I couldn't get enough of the views

At the top of the Carratera de la Muerta

Oink oink!

Obligatory death road shot

Still enjoying the ride

Es la verdad

The changing light from our campsite in Coroico

Still can't get enough

I was so happy that I didn’t skip this wonderful stretch of road and that I got to see some of the warmer, lower elevations in Bolivia. From the town of Coroico I eventually took a colectivo bus back up to La Paz. From the main square in town, small minivans wait until their filled with paying passengers and then they leave; fairly simple. I got there early enough and got a seat up front with the driver. With my bike securely loaded on the roof we set off. Leaving town, I enjoyed counting the amount of waves and honks the bus driver dished out to other people and reflected on how all you really need is a bit of community, something to pay the bills, and friends and family. Gorgeous mountain views and delicious fruit are nice bonuses. The drive back up the valley was equally scenic, though this time on the newly built highway. I grinned and stared out the window the whole way up, happy to be here.
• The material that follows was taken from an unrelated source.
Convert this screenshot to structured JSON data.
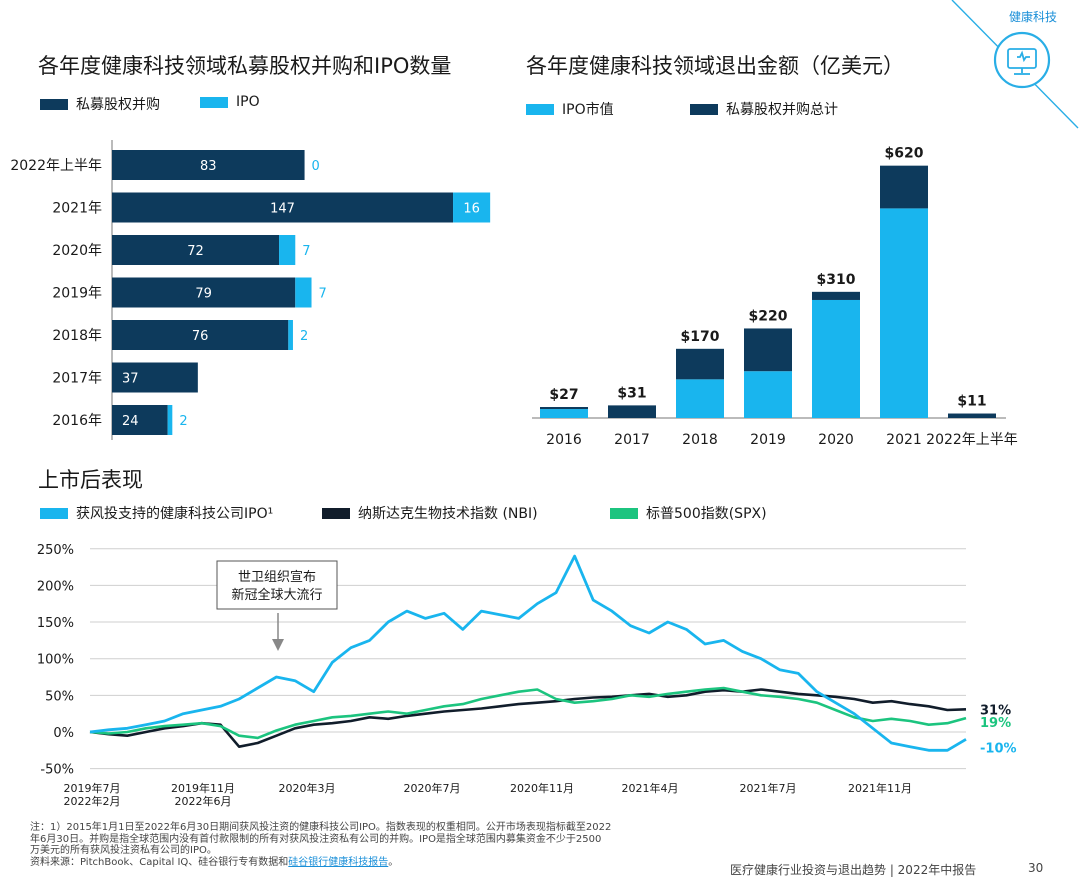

Loading my bike up for the bus ride back to La Paz

Back in La Paz, positive graffiti

I spent one more night in La Paz before finally leaving the city via the teleferico. It was a great base of operations for side trips but I was happy to be cycling again. On that first day back on the bike I made it to Tiahuanaco, an important pre-Columbian archeological site of the Aymara people. Not a lot is understood about the site but it’s a fascinating place to walk around and just ponder. Humans are fascinating creatures in that way, good at communicating abstract ideas and telling stories. Put some together long enough and they haul massive stones across vast distances to build structures aligned with the cosmos. Keep ’em together a bit longer still and they walk on the moon. I left Tiahuanaco and headed for the Peruvian border. I spent one night in Peru before crossing back into Bolivia and arriving at Copacabana on the shore of Lake Titicaca. From here it’ll be more high altitude cycling well into Peru.